The films of Martin Rejtman have the beauty of being immediately recognisable while at the same time surprising us at every turn. His feature debut Rapado (1992) is today regarded as no less than the film that launched the New Argentine Cinema, a cinematic renovation led by a new wave of directors of which Lucrecia Martel and Lisandro Alonso are key figures too.
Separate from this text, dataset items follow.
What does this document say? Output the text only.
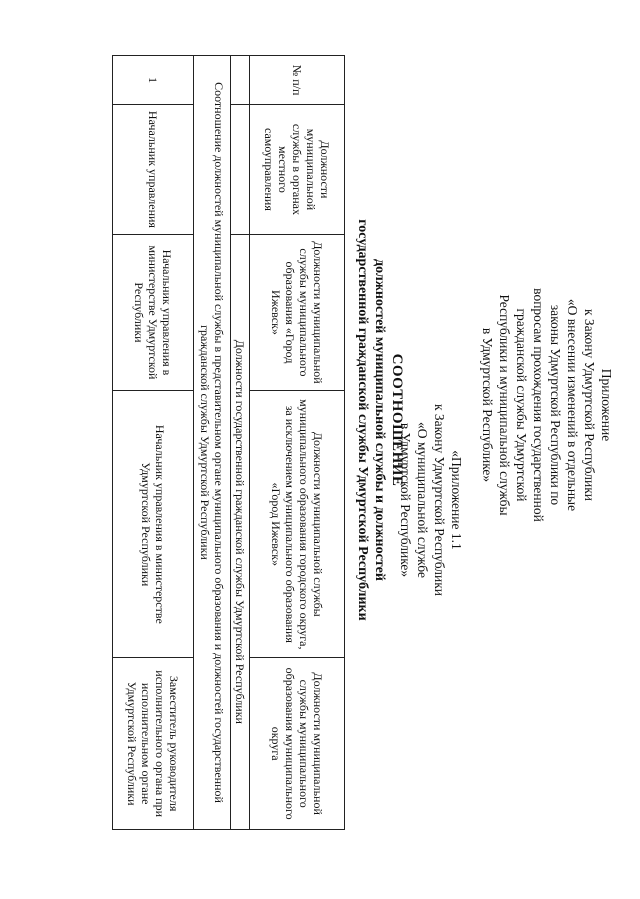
Приложение
к Закону Удмуртской Республики
«О внесении изменений в отдельные
законы Удмуртской Республики по
вопросам прохождения государственной
гражданской службы Удмуртской
Республики и муниципальной службы
в Удмуртской Республике»
«Приложение 1.1
к Закону Удмуртской Республики
«О муниципальной службе
в Удмуртской Республике»
СООТНОШЕНИЕ
должностей муниципальной службы и должностей
государственной гражданской службы Удмуртской Республики
№ п/п	Должности муниципальной службы в органах местного самоуправления	Должности муниципальной службы муниципального образования «Город Ижевск»	Должности муниципальной службы муниципального образования городского округа, за исключением муниципального образования «Город Ижевск»	Должности муниципальной службы муниципального образования муниципального округа
		Должности государственной гражданской службы Удмуртской Республики		
Соотношение должностей муниципальной службы в представительном органе муниципального образования и должностей государственной гражданской службы Удмуртской Республики				
1	Начальник управления	Начальник управления в министерстве Удмуртской Республики	Начальник управления в министерстве Удмуртской Республики	Заместитель руководителя исполнительного органа при исполнительном органе Удмуртской Республики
An at once luminous and delightfully off-kilter body of work, his cinema is imbued with a languid melancholy and a peculiarly hilarious use of deadpan humour. MUBI is absolutely thrilled to dedicate a retrospective to Rejtman’s fiction films, spanning three decades, presenting his 90s and 00s features from stunning brand new restorations, and culminating with his latest short film, Shakti, which premiered in competition at the Berlinale this February. Often compared to the likes of Jim Jarmusch, Aki Kaurismäki and Robert Bresson, Martin Rejtman’s deceptively unadorned, subtly meticulous style is fuelled by an effortless combination of charm and warmth that results in unexpected transcendence. These are comedies of sheer originality––very funny, often tender, always unpredictable.

Shakti

Martín Rejtman Argentina, 2019

We close our focus on Argentinian master of deadpan comedy Martín Rejtman with his new short, fresh from its premiere at this year’s Berlinale. Condensing all the fine irony, absurdist humour, and unassuming warmth that defines his work into only 19 minutes, Shakti is a delightful minimalist gem.

Two Shots Fired

Martín Rejtman Argentina, 2014

Rejtman’s comeback 11 years after The Magic Gloves did not disappoint. Taking a suicide attempt as the starting point and surprising us at every turn, Two Shots Fired is a fascinating and subversive exercise in comedy: its sophisticated storytelling, dark humor and deadpan beauty are just genius.

The Magic Gloves

Martín Rejtman Argentina, 2003

Our retrospective of Martín Rejtman continues with The Magic Gloves, one of the Argentine auteur’s funniest films and a unique view of Buenos Aires full of lively, strange characters. This clever, humorous take on the mid-30s crisis is another trademark mix of absurdist charm and endearing warmth.

Silvia Prieto

Martín Rejtman Argentina, 1999

A minimalist deadpan comedy—Jim Jarmusch goes to South America?—this is a deliciously eccentric, hazy quest for a young woman’s sense of self amidst a world of would-be doppelgängers. Committed to hilarity in all forms, Martín Rejtman’s cinema conjures humor and warmth in equal measure.

Rapado

Martín Rejtman Argentina, 1992

This month, we shine a spotlight on the award-winning Argentine director Martín Rejtman. Rejtman’s legendary feature debut, Rapado played in competition at Locarno and became an instant cult sensation, immediately marking an authentic, laconic new voice in Latin American cinema.